Am 22. August 2024 habe ich hier im Blog auf das Buch Dorothee Sölle auf der Spur von Konstantin Sacher verwiesen. Ergänzend dazu sei noch erwähnt, was Prof. Werner Thiede in seiner Rezension zum Buch geschrieben hat (IDEA, Nr. 28, 2023, S. 46):

Indem sie den Spuren „aufgeklärter“, nach-theistischer und nach-metaphysischer Sichtweisen folgte, konnte sie mit Ausblicken auf ein Leben nach dem Tod, auf eine Auferstehung der Toten und ein kommendes Gottesreich nicht viel anfangen. Insofern war es nur folgerichtig, dass sie „Mystik“ verband mit „Widerstand“: Atheistisch an Gott glaubende Menschen sollten ihre Endlichkeit akzeptieren und das einst vom Himmel her Erhoffte nach Möglichkeit selber zu realisieren versuchen. Denn Gott – von Sölle „neu verstanden“ – habe keine anderen Hände als die unseren; Wahrheit sei etwas, was man wahr mache. Eine so verstandene Mystik muss freilich politisch sein, braucht zum Beispiel das „Politische Nachtgebet“ und tatkräftiges Engagement.
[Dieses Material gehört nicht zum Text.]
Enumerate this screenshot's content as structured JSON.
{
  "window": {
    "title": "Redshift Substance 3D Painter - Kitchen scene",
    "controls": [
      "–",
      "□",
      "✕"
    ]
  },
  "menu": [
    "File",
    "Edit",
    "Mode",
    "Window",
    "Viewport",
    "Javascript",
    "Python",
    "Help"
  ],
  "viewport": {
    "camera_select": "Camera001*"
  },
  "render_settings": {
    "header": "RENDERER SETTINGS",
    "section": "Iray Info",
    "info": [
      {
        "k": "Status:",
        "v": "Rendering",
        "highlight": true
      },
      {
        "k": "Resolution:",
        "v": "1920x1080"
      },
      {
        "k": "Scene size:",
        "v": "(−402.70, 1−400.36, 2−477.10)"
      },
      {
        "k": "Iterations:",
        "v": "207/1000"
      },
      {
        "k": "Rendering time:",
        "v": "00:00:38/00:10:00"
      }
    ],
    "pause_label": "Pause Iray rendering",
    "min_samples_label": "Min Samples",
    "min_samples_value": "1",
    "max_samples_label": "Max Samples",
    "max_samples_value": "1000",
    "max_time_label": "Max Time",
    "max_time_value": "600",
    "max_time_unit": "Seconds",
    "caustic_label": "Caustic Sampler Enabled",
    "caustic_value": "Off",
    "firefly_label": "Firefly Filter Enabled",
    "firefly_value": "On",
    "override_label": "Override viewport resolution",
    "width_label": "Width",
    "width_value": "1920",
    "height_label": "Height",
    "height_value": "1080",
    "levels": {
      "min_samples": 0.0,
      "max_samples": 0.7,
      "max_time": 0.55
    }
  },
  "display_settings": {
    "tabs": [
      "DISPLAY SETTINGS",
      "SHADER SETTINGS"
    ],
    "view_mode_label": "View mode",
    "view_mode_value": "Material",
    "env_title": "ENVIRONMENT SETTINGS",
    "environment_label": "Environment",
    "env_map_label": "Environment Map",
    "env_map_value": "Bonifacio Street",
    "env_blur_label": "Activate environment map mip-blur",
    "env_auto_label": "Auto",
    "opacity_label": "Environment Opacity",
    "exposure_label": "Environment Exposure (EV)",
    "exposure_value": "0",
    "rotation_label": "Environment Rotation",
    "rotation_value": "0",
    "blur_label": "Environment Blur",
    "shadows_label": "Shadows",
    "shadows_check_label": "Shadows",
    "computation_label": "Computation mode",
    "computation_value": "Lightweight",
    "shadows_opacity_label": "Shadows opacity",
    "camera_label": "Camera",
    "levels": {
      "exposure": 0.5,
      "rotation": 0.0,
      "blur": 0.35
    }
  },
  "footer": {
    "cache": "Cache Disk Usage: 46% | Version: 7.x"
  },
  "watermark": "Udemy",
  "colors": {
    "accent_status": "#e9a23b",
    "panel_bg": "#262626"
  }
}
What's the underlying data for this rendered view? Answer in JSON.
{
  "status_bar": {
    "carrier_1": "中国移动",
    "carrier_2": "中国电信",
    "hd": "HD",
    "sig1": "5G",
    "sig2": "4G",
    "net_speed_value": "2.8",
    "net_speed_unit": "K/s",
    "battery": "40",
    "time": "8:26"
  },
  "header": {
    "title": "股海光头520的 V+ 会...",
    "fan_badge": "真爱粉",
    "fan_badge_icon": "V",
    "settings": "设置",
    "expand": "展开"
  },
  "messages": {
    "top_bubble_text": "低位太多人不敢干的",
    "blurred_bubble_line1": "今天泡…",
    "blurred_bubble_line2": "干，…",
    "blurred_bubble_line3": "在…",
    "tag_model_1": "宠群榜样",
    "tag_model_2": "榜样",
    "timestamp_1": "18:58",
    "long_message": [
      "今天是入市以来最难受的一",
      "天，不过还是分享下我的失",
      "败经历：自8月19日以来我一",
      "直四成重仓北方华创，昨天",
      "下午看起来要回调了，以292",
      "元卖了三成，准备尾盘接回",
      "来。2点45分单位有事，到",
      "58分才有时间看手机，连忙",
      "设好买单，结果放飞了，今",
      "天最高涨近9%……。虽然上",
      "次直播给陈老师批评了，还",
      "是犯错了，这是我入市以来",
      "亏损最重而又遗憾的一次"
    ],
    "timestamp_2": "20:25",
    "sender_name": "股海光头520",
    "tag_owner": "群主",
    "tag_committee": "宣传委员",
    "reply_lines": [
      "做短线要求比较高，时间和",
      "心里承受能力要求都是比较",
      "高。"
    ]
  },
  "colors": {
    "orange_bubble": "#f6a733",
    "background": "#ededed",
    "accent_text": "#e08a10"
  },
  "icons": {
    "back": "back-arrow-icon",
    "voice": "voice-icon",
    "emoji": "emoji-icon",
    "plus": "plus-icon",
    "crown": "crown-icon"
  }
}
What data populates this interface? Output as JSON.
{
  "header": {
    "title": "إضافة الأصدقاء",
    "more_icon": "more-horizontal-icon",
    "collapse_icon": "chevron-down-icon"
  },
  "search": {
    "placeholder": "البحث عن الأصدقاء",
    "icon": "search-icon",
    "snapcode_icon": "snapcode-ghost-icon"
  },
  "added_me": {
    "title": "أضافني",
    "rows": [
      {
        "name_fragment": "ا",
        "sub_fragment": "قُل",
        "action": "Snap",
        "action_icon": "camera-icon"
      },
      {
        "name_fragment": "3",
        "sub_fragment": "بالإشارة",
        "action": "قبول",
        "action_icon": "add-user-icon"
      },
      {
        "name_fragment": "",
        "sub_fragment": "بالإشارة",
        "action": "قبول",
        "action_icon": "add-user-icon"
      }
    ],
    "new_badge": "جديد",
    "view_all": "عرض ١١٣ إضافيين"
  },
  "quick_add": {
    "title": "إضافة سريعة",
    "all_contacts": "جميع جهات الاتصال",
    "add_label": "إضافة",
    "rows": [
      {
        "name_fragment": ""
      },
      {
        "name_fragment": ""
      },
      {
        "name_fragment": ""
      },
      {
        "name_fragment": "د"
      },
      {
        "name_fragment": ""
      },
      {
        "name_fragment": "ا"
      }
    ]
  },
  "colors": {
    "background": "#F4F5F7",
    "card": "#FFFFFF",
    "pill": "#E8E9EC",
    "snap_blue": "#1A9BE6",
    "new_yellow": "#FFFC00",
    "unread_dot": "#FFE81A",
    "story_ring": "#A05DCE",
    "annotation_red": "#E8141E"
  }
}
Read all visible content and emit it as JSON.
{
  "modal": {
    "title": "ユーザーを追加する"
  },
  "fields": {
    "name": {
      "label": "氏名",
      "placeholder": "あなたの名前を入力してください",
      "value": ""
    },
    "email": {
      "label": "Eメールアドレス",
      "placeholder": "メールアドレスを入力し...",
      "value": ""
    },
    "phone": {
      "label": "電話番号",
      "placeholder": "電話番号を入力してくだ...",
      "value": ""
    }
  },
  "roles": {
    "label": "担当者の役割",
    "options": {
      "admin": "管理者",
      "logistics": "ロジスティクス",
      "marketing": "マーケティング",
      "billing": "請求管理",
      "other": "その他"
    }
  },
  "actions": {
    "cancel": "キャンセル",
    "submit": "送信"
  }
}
Das von ihr gedeutete Evangelium dränge in die Richtung der „Befreiung aller“. Kein Wunder, dass Sölles provokante Positionierung einst die Bewegung „Kein anderes Evangelium“ entstehen ließ war doch der geschichtliche Jesus keineswegs politisch aktiv gewesen und sein Königtum „nicht von dieser Welt“!

Die radikale Abwendung von der biblischen und kirchlichen Tradition, die nur noch als Steinbruch für eine moderne Mystik benutzt wird, hätte bei einem ausgewiesenen Theologen wie Sacher doch noch deutlichere Sachkritik verdient.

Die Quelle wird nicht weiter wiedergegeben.